Il debito pubblico in Italia ha sempre rappresentato un argomento spinoso, che spesso ha limitato gli investimenti e la crescita nel Paese, nonché è stato foriero di gravi crisi finanziarie come avvenuto nel 2011. Le spese incontrollate, a fronte di introiti insufficienti, hanno fatto lievitare negli anni l’esposizione debitoria del nostro Paese. In questo modo si è innescato un circolo vizioso, in quanto maggiore è il debito più è l’entità degli interessi che bisogna pagare su di esso, che a loro volta comportano altro debito che produce altri interessi. Questa situazione si rende particolarmente stringente nei periodi di gravi turbolenze finanziarie come riflesso di crisi politiche ed economiche, che fanno diminuire la fiducia nei confronti del Paese emittente e alzare i tassi di interesse.
Negli ultimi 20 anni, non sono mancate le occasioni affinché il debito pubblico venisse messo sotto pressione. Il crollo delle dot-com, la grande crisi del 2008 con i mutui subprime, la crisi del debito sovrano nel 2011, la pandemia da Covid-19 nel 2020 e gli shock energetici e inflazionistici del 2022 sono alcuni degli esempi più emblematici che hanno agitato i mercati e messo in difficoltà il debito dello Stato. L’Italia attualmente ha il debito più grande d’Europa, dopo quello della Grecia, con al 31 dicembre 2023 un passivo di 2.387 miliardi di euro, pari al 140,2% del PIL (dati del Ministero dell’Economia e delle Finanze).
Debito pubblico: cos’è
Ma cos’è realmente il debito pubblico? Uno Stato sostiene spese correnti e investimenti (o spese in conto capitale). Le prime si riferiscono soprattutto al pagamento degli stipendi dei dipendenti della Pubblica Amministrazione, alle prestazioni sociali e agli interessi passivi. Le spese correnti vengono finanziate dalle entrate correnti, costituite per lo più dalle imposte dirette e indirette, dalle tasse e dai contributi. Le spese in conto capitale si riferiscono alle uscite straordinarie, che concernono le opere infrastrutturali, l’acquisto di partecipazioni statali e tutte le altre operazioni che non rientrano nell’ordinaria amministrazione. Il finanziamento di questi investimenti è attuato attraverso le entrate extra-tributarie, come la vendita di beni patrimoniali e i trasferimenti in conto capitale.
Se alla fine dell’anno, la differenza tra le entrate e le spese complessive è positiva dà luogo all’avanzo di bilancio, che viene detto primario se non comprende gli interessi sul debito pubblico. Qualora la differenza in parola sia negativa, si parla di deficit di bilancio o indebitamento netto.

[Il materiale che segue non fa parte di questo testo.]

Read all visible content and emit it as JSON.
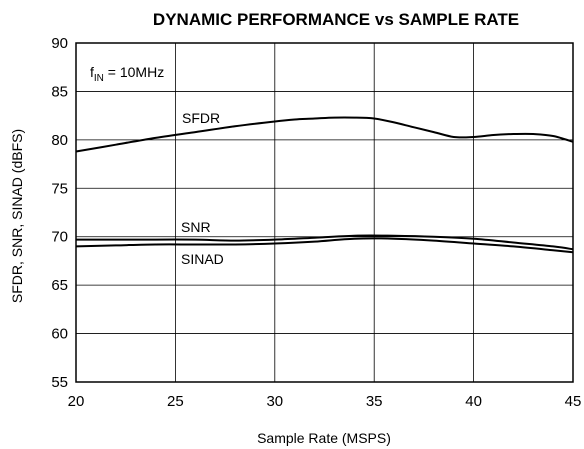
{
  "chart_data": {
    "type": "line",
    "title": "DYNAMIC PERFORMANCE vs SAMPLE RATE",
    "xlabel": "Sample Rate (MSPS)",
    "ylabel": "SFDR, SNR, SINAD (dBFS)",
    "xlim": [
      20,
      45
    ],
    "ylim": [
      55,
      90
    ],
    "xticks": [
      "20",
      "25",
      "30",
      "35",
      "40",
      "45"
    ],
    "yticks": [
      "90",
      "85",
      "80",
      "75",
      "70",
      "65",
      "60",
      "55"
    ],
    "grid": true,
    "annotation": {
      "main": "f",
      "sub": "IN",
      "rest": " = 10MHz"
    },
    "series": [
      {
        "name": "SFDR",
        "x": [
          20,
          22,
          24,
          26,
          28,
          30,
          31,
          32,
          33,
          34,
          35,
          36,
          37,
          38,
          39,
          40,
          41,
          42,
          43,
          44,
          45
        ],
        "y": [
          78.8,
          79.5,
          80.2,
          80.8,
          81.4,
          81.9,
          82.1,
          82.2,
          82.3,
          82.3,
          82.2,
          81.8,
          81.3,
          80.8,
          80.3,
          80.3,
          80.5,
          80.6,
          80.6,
          80.4,
          79.8
        ]
      },
      {
        "name": "SNR",
        "x": [
          20,
          22,
          24,
          26,
          28,
          30,
          32,
          34,
          36,
          38,
          40,
          42,
          44,
          45
        ],
        "y": [
          69.7,
          69.7,
          69.7,
          69.7,
          69.6,
          69.7,
          69.9,
          70.1,
          70.1,
          70.0,
          69.8,
          69.4,
          69.0,
          68.7
        ]
      },
      {
        "name": "SINAD",
        "x": [
          20,
          22,
          24,
          26,
          28,
          30,
          32,
          34,
          36,
          38,
          40,
          42,
          44,
          45
        ],
        "y": [
          69.0,
          69.1,
          69.2,
          69.2,
          69.2,
          69.3,
          69.5,
          69.8,
          69.8,
          69.6,
          69.3,
          69.0,
          68.6,
          68.4
        ]
      }
    ]
  }
}
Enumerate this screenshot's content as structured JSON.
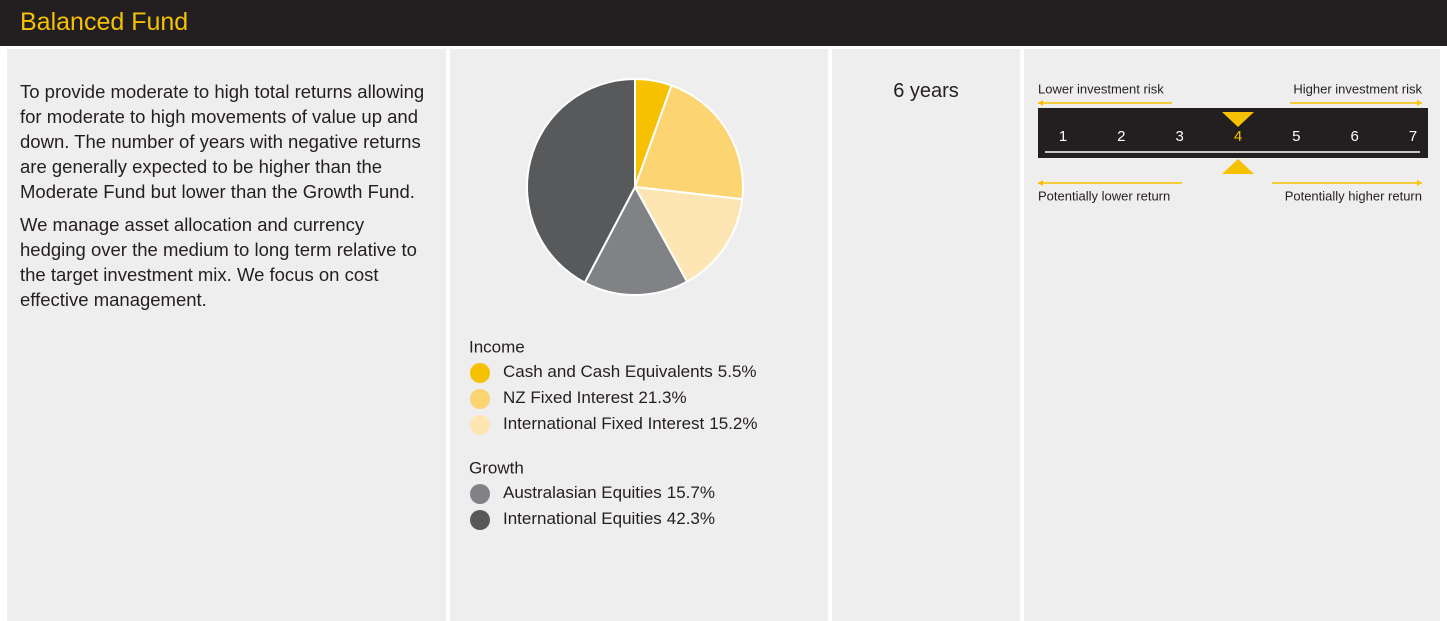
{
  "header": {
    "title": "Balanced Fund"
  },
  "description": [
    "To provide moderate to high total returns allowing for moderate to high movements of value up and down. The number of years with negative returns are generally expected to be higher than the Moderate Fund but lower than the Growth Fund.",
    "We manage asset allocation and currency hedging over the medium to long term relative to the target investment mix. We focus on cost effective management."
  ],
  "chart_data": {
    "type": "pie",
    "groups": [
      {
        "name": "Income",
        "categories": [
          "Cash and Cash Equivalents",
          "NZ Fixed Interest",
          "International Fixed Interest"
        ],
        "values": [
          5.5,
          21.3,
          15.2
        ],
        "value_labels": [
          "5.5%",
          "21.3%",
          "15.2%"
        ],
        "colors": [
          "#f6c100",
          "#fcd472",
          "#fde6b3"
        ]
      },
      {
        "name": "Growth",
        "categories": [
          "Australasian Equities",
          "International Equities"
        ],
        "values": [
          15.7,
          42.3
        ],
        "value_labels": [
          "15.7%",
          "42.3%"
        ],
        "colors": [
          "#808285",
          "#58595b"
        ]
      }
    ]
  },
  "timeframe": "6 years",
  "risk_scale": {
    "lower_risk": "Lower investment risk",
    "higher_risk": "Higher investment risk",
    "lower_return": "Potentially lower return",
    "higher_return": "Potentially higher return",
    "levels": [
      1,
      2,
      3,
      4,
      5,
      6,
      7
    ],
    "selected": 4,
    "highlight_color": "#f6c100"
  }
}
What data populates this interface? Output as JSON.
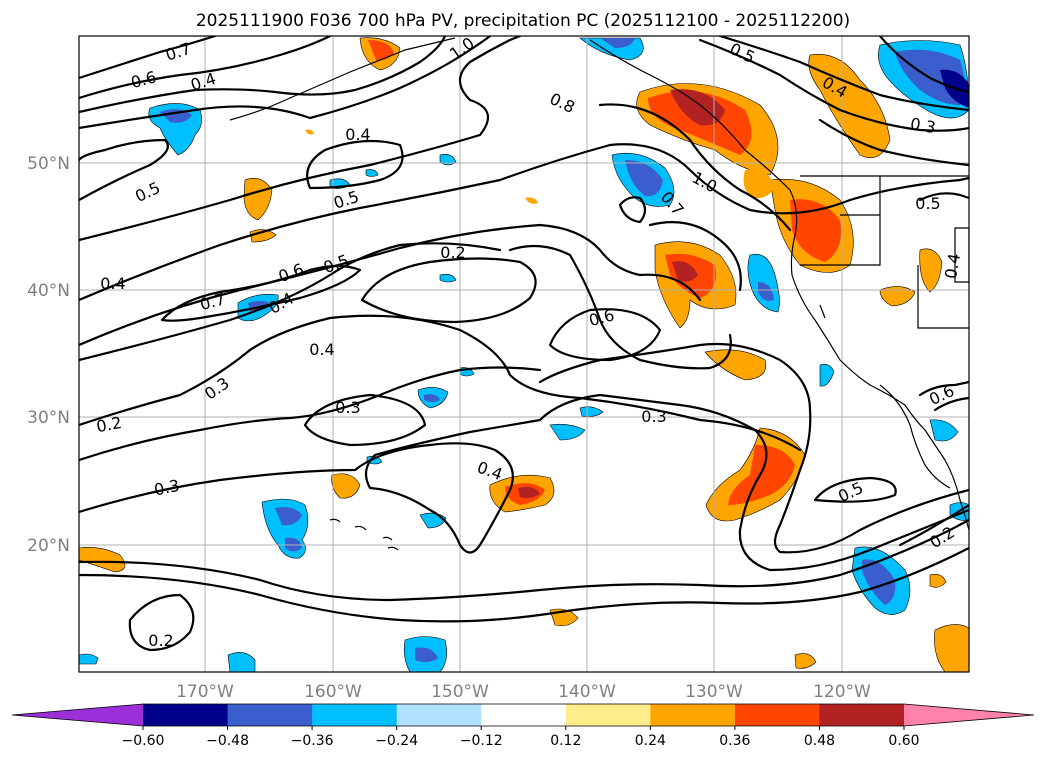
{
  "title": "2025111900 F036 700 hPa PV, precipitation PC (2025112100 - 2025112200)",
  "lat_labels": [
    "50°N",
    "40°N",
    "30°N",
    "20°N"
  ],
  "lon_labels": [
    "170°W",
    "160°W",
    "150°W",
    "140°W",
    "130°W",
    "120°W"
  ],
  "contour_labels": [
    "0.7",
    "0.6",
    "0.4",
    "1.0",
    "0.5",
    "0.4",
    "0.3",
    "0.8",
    "0.4",
    "0.5",
    "0.5",
    "1.0",
    "0.7",
    "0.5",
    "0.2",
    "0.4",
    "0.6",
    "0.5",
    "0.7",
    "0.4",
    "0.4",
    "0.4",
    "0.6",
    "0.3",
    "0.3",
    "0.2",
    "0.3",
    "0.4",
    "0.3",
    "0.5",
    "0.6",
    "0.2",
    "0.2"
  ],
  "colorbar": {
    "ticks": [
      "−0.60",
      "−0.48",
      "−0.36",
      "−0.24",
      "−0.12",
      "0.12",
      "0.24",
      "0.36",
      "0.48",
      "0.60"
    ],
    "colors": [
      "#9b30d9",
      "#00008b",
      "#3a5fcd",
      "#00bfff",
      "#b0e2ff",
      "#ffffff",
      "#ffec8b",
      "#ffa500",
      "#ff4500",
      "#b22222",
      "#ff82ab"
    ]
  }
}
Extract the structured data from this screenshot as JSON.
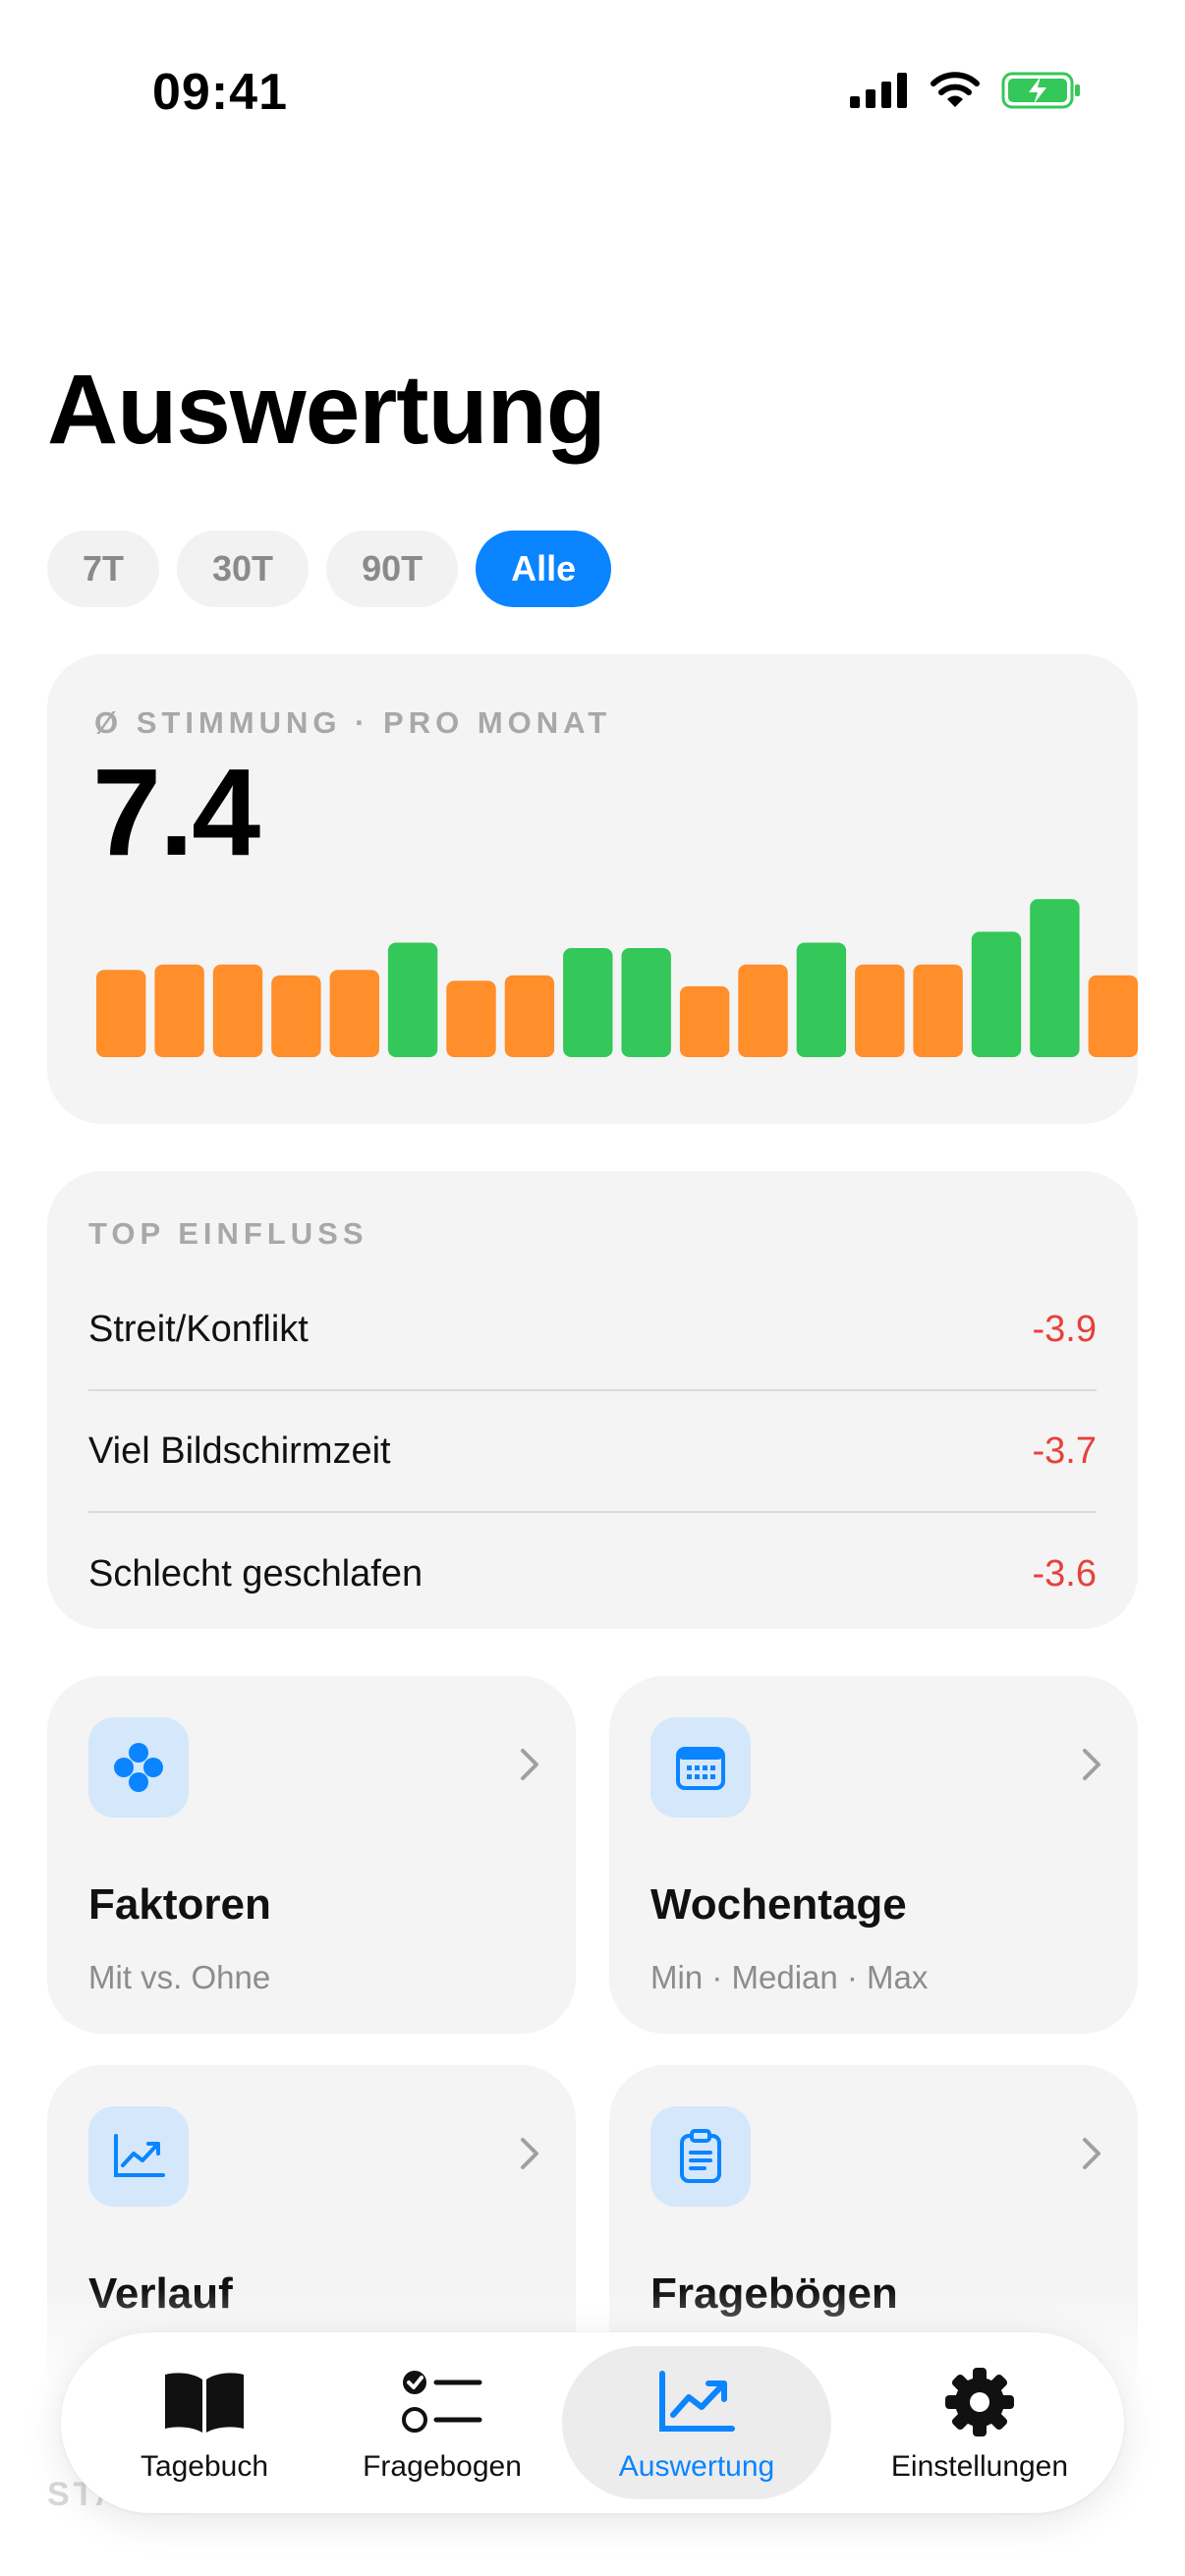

Per molti degli ultimi 30 anni, l’Italia si è trovata in avanzo primario, ma poi il bilancio è risultato in deficit per via degli interessi prodotti dalla mole importante del debito. Ecco una rappresentazione schematica del bilancio dello Stato.
Il deficit di bilancio implica che uno Stato deve farsi prestare del denaro per finanziare le spese in eccesso rispetto alle entrate e lo fa ricorrendo all’emissione di titoli di Stato come BTP, BOT, CCT, CTZ e altri strumenti di debito. Il cumulo negli anni dei deficit di bilancio, al netto dei rimborsi effettuati ai creditori, costituisce il debito pubblico di uno Stato. Ecco di seguito un grafico che illustra come è finanziato il debito pubblico italiano al 31 dicembre 2023:
Ecco le regioni più e meno indebitate
Secondo i dati della Banca d’Italia che si riferiscono all’anno 2022, la regione italiana più indebitata risulta il Lazio con una consistenza di 28,3 miliardi di euro, pari al 24,3% del totale. Seguono Campania con un debito di 15,6 miliardi di euro (13,4% del totale), Sicilia, Lombardia e Piemonte con un livello di poco oltre i 10 miliardi di euro. Le più virtuose sono le regioni di Valle D’Aosta, Molise e Basilicata con un debito pubblico inferiore a 1 miliardo di euro. A seguire troviamo Friuli-Venezia Giulia e Trentino-Alto Adige con un ammontare di 1,3 miliardi di euro.
Anche la dinamica è stata molto diversa. Da 1998 al 2022, c’è stata una grande crescita in Campania (+347%), nel Lazio (+270%), in Calabria (+241%) e in Sicilia (+185%). Viceversa, si è registrata una riduzione in Friuli-Venezia Giulia (-16%), Emilia Romagna (-19%) e Sardegna (-39%) grazie a politiche rigorose di risanamento dei conti pubblici.